By now you've probably heard that carrots are an excellent source of beta-carotene, an antioxidant that your body converts to vitamin A. Vitamin A is vital for healthy hair, skin, eyes and bones and also helps protect your immune system. It's essential to include antioxidants, such as beta-carotene, in your diet for their cancer-fighting properties, so eat up!
Bravo for broccoli
To retain most of the vitamin C and other cancer-fighting phytochemicals that broccoli has in abundance, it's best to eat it raw, or steamed or stir-fried just until tender-crisp. Broccoli is also a good source of vitamin A and folate and is high in fibre and low in calories. Wonder vegetable? We think so.
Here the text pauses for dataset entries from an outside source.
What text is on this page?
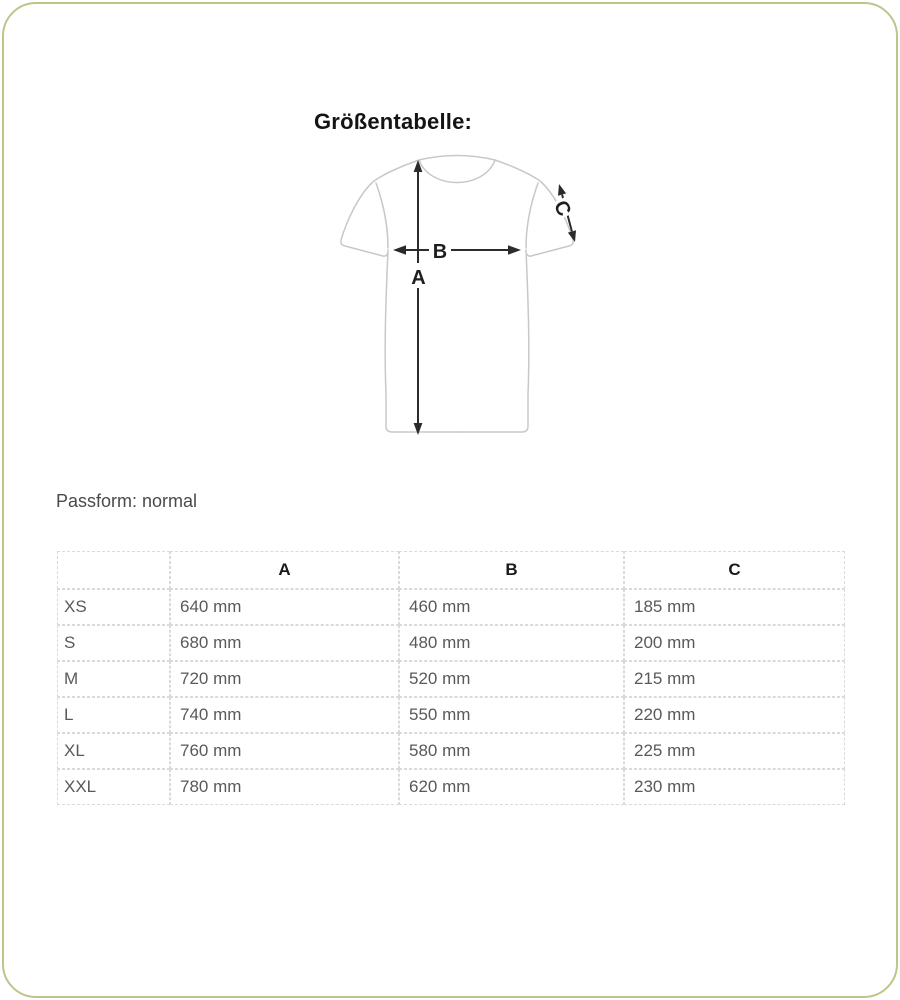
Größentabelle:
A
B
C
Passform: normal
	A	B	C
XS	640 mm	460 mm	185 mm
S	680 mm	480 mm	200 mm
M	720 mm	520 mm	215 mm
L	740 mm	550 mm	220 mm
XL	760 mm	580 mm	225 mm
XXL	780 mm	620 mm	230 mm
Small but mighty brussels sprouts
Like other cruciferous vegetables, such as broccoli, cabbage and cauliflower, brussels sprouts have healthy amounts of vitamin C, potassium, folate and the plant chemicals that protect against cancer. Vitamin C is an important antioxidant that helps repair wounds, boosts the immune system and helps the body absorb the nonheme iron found in brussels sprouts.
Studies have drawn a connection between the consumption of cruciferous vegetables, such as cabbage, and a lower incidence of certain kinds of cancer. No wonder high-fibre, low-calorie cabbage is a staple around the world.
Squashes that fall into this category are acorn, butternut, delicata, sweet dumpling, Hubbard and other firm, thick-skinned, bright-fleshed varieties. A general rule is the richer the orange colour of the flesh, the denser it is in nutrients, such as beta-carotene, folate and potassium. Squash keeps for weeks or even months in a cool, dark place, so stock up on all the interesting varieties as they become available.
Superb sweet peppers
By weight, peppers contain more vitamin C than citrus fruits. Although red peppers contain 50 per cent more vitamin C than green peppers, one green pepper still provides more than 100 per cent of the adult recommended daily intake of vitamin C. Red peppers are also a good source of beta-carotene. Did we mention that they're also delicious?
Tomatoes are a source of vitamins A and C and contain a carotenoid related to beta-carotene called lycopene, which is a natural cancer-fighting agent. Cooking a tomato releases the fat-soluble lycopene, so cooked or canned tomatoes – particularly those cooked with a bit of fat – offer more-intense benefits than raw.
Rah Rah for spinach
Although it is a source of nonheme iron, spinach offers even more impressive nutrition. It has a rich helping of vitamin A and folate and is high in vitamin C and potassium. Eating spinach with a grain, such as rice, makes it a complete and healthy protein. No wonder Popeye couldn't get enough!
Like all other cruciferous veggies, cauliflower is an excellent source of vitamin C and is very low in calories, weighing in at about 25 calories per cup (250 mL) of florets. Although raw cauliflower has more folate than cooked, it's still very healthy either way.
Good-for-you garlic and onions
Many of our recipes include garlic and onions – and that is no accident. They're healthy and add key flavour notes to thousands of delicious recipes. They also contain sulphur compounds, some of which are believed to protect the heart and lower your risk of cancer.